The aim of the PhD will be to identify the capabilities and limitations of laser ultrasonic imaging of fusion relevant components in high temperatures.

The PhD project will:

• investigate possible data acquisition strategies including ultrasonic array designs for efficient imaging in high temperature.
• develop ultrasonic imaging algorithms with temperature corrections for successful 2D and 3D ultrasonic imaging.
• explore hardware considerations for deployment in high temperature

This project is highly interdisciplinary, with the inclusive supervision team based at the Centre of Ultrasonic Engineering of the Department of Electronic & Electrical Engineering in the University of Strathclyde and the Remote Applications in Challenging Environments (RACE) robotics facility in the UKAEA. The PhD project activities include elements from signal processing, ultrasonics, optics and materials and will equip the candidate with cutting-edge and highly desirable experimental and analysis techniques. Therefore this PhD will suit a multi-skilled person with engineering, physics or materials background. One major advantage would be a strong interest or experience in experimental, hands-on projects. During the PhD, the student will become a member of a dynamic, supportive and collaborative research team within Strathclyde’s Centre for Ultrasonic Engineering.  

About the UKAEA and RACE:

As the UK’s national fusion lab, the UK Atomic Energy Authority (UKAEA)’s mission is to lead the commercial development of fusion power and related technology, and to position the UK as a leader in sustainable fusion energy.

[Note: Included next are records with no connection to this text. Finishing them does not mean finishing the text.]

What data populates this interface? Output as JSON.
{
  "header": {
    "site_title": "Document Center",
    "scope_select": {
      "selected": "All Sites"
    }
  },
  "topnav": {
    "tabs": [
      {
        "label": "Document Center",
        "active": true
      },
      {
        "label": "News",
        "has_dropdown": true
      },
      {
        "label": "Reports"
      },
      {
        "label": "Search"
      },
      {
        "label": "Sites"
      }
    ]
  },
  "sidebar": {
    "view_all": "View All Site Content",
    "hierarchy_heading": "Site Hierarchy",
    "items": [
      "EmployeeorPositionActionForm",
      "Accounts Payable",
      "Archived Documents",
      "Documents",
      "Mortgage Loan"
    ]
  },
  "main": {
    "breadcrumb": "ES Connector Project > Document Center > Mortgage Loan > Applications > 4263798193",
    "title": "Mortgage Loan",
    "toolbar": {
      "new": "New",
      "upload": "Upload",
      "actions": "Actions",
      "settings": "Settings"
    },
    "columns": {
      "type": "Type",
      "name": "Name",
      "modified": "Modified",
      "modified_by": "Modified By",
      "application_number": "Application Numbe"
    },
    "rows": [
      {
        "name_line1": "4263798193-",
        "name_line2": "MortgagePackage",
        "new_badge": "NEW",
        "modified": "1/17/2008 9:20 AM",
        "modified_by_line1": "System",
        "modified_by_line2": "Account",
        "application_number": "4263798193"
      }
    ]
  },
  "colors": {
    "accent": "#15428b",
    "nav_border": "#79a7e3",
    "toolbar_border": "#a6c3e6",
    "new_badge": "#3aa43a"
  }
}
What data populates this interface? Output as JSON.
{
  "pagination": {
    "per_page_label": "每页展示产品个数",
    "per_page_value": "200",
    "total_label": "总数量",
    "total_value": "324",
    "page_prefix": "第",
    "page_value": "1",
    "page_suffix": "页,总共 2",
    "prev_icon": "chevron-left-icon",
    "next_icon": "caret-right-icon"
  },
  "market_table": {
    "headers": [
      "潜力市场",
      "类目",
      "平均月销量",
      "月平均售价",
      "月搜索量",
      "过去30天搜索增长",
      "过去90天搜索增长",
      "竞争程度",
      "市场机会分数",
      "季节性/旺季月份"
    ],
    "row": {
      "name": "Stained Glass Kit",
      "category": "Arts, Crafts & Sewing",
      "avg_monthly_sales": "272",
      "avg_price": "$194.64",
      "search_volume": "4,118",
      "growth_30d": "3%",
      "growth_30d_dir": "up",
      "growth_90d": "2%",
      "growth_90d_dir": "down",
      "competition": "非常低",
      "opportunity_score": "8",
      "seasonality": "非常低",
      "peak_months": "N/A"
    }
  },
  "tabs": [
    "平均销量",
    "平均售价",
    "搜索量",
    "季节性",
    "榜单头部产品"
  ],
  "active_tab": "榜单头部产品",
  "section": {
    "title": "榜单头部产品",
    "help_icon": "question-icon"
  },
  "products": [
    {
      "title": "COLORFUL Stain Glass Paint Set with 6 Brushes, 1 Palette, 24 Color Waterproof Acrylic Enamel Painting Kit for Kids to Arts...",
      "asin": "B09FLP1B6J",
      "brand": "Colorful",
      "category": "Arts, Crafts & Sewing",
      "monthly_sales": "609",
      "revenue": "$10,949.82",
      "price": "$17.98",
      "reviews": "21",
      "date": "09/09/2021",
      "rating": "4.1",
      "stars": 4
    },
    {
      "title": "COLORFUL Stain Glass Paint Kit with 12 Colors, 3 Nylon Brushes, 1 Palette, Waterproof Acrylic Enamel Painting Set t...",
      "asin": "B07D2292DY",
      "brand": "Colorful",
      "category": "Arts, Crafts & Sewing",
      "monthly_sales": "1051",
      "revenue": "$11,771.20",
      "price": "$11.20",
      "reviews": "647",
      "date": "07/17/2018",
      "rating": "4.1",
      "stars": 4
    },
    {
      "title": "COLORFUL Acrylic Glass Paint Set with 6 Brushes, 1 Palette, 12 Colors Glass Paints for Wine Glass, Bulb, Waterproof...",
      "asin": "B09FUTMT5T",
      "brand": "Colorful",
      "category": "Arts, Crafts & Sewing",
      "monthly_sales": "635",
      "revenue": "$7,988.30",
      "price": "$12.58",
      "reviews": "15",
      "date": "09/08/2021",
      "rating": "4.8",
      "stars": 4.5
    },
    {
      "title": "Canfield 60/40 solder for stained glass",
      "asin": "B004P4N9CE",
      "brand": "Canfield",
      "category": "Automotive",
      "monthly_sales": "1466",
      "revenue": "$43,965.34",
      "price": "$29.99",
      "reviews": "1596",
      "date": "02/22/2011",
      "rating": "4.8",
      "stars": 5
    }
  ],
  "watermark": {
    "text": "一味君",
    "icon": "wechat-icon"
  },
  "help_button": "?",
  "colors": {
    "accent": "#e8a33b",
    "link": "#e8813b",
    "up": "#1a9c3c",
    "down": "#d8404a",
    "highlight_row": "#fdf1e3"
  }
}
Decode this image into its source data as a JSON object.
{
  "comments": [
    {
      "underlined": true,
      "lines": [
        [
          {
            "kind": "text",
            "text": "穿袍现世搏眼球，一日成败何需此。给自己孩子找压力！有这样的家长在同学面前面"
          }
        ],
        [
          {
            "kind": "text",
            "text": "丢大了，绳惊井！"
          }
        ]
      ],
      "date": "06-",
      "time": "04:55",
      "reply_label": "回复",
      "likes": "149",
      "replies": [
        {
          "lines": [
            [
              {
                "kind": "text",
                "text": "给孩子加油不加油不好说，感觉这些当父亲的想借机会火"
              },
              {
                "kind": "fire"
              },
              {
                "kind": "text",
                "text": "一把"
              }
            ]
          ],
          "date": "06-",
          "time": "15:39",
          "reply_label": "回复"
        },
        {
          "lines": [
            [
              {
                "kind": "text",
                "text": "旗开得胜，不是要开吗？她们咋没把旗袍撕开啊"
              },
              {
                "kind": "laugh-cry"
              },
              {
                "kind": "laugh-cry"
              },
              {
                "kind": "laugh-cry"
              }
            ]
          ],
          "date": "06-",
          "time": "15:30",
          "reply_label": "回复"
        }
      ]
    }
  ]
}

The UKAEA has until recently operated the JET tokamak on behalf of European partners and is now starting to decommission the device. UKAEA also operates the UK’s own MAST Upgrade fusion experiment and leads the STEP (Spherical Tokamak for Energy Production) programme, which aims to design and build a demonstration fusion powerplant by the early 2040s.

RACE is a business unit of UKAEA , specifically focussing on developing remote and robotic systems to carry out tasks in hazardous and extreme environments. For future fusion power plants this capability is device defining and critical to commercial viability, where remote and robotic operation and inspection over long periods of time is essential. RACE also works with academia and industry on bringing remote maintenance technology into other sectors such as decommissioning and space.